Ежедневно 8:00–20:00

Санкт-Петербург

Ленинский проспект, 140Ж

magbo system

Сочинение на тему Субъективизм в Кентерберийских сказках

Чрезвычайный пролог Жены Бата дает читателю дозу того, чего иногда не хватает в ранней литературе, написанной мужчинами: проблески женской субъективности. Женщины в средневековой литературе часто молчаливы и пассивны, в той степени, в которой рогоносец часто рассматривается как то, что один мужчина (прелюбодей) делает с другим (мужем). Ева Седжвик утверждает в «Между мужчинами», что во многих литературных представлениях женщины играют фигуры или играют в игровые поля в борьбе между игроками мужского пола. По умолчанию кажется, что писатели-мужчины не могут не создавать мелких конструкций женщин; героизм проявляется в мужских сферах деятельности, тогда как жены и дочери создают фон, а женский любовный интерес становится трофеем. К сожалению, когда женщины не молчат, они часто являются монстрами, и довольно часто молчаливые скрывают скрытые опасности. Почему женщины должны представлять такую ​​угрозу? Почему так много предмодернистских (и, к сожалению, современных) писателей-мужчин подходят к женским предметам с таким трепетом, со стратегиями демонизации или избегания? Анализ «Сказки торговца» и «Сказки Манципла» оказывается плодотворным при изучении этих вопросов. В сфере письменного слова женщины часто молчали на Западе; небольшое количество великих женщин-средневековых писателей в сочетании с системой ценностей, которая хвалит пассивность и спокойствие в своем сексе, эффективно заглушало женскую субъективность, и все же, заставляя женщин молчать, они обречены на беспокойство и страх. Чтобы заставить кого-то замолчать, это означает отключить доступ к его субъективности, и в интимном мире, таком как брак, такой серьезный барьер быстро становится источником опасений; женщина становится ужасающей, неизвестной, вещью, которая предает. Страх рогоносца представляет собой место, где сходятся многие из этих проблем беспокойства, молчания и субъективности. Страх рогоносца – неизбежная цена того, что мужчины игнорируют или отрицают женские голоса.
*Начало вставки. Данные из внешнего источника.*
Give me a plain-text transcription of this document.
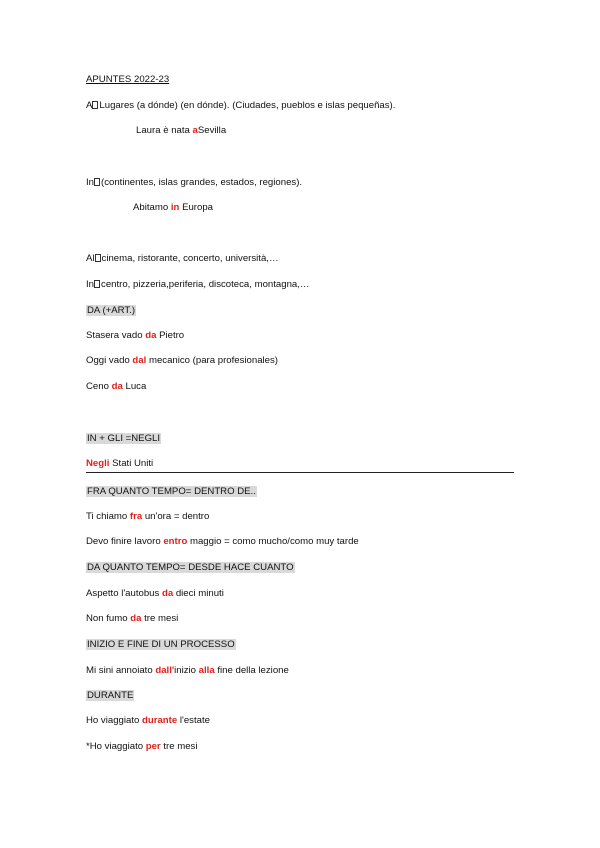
APUNTES 2022-23
A Lugares (a dónde) (en dónde). (Ciudades, pueblos e islas pequeñas).
Laura è nata aSevilla
In (continentes, islas grandes, estados, regiones).
Abitamo in Europa
Al cinema, ristorante, concerto, università,…
In centro, pizzeria,periferia, discoteca, montagna,…
DA (+ART.)
Stasera vado da Pietro
Oggi vado dal mecanico (para profesionales)
Ceno da Luca
IN + GLI =NEGLI
Negli Stati Uniti
FRA QUANTO TEMPO= DENTRO DE..
Ti chiamo fra un'ora = dentro
Devo finire lavoro entro maggio = como mucho/como muy tarde
DA QUANTO TEMPO= DESDE HACE CUANTO
Aspetto l'autobus da dieci minuti
Non fumo da tre mesi
INIZIO E FINE DI UN PROCESSO
Mi sini annoiato dall'inizio alla fine della lezione
DURANTE
Ho viaggiato durante l'estate
*Ho viaggiato per tre mesi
Недоступность женской субъективности, вызванная навязанным мужчиной молчанием (навязываемым как мужскими персонажами, так и поэтом-мужчиной), как это ни парадоксально, становится большим источником беспокойства для мужчин; женские персонажи пронизаны аурой тайны и тайны и одновременно становятся коварными и угрожающими мужскому порядку.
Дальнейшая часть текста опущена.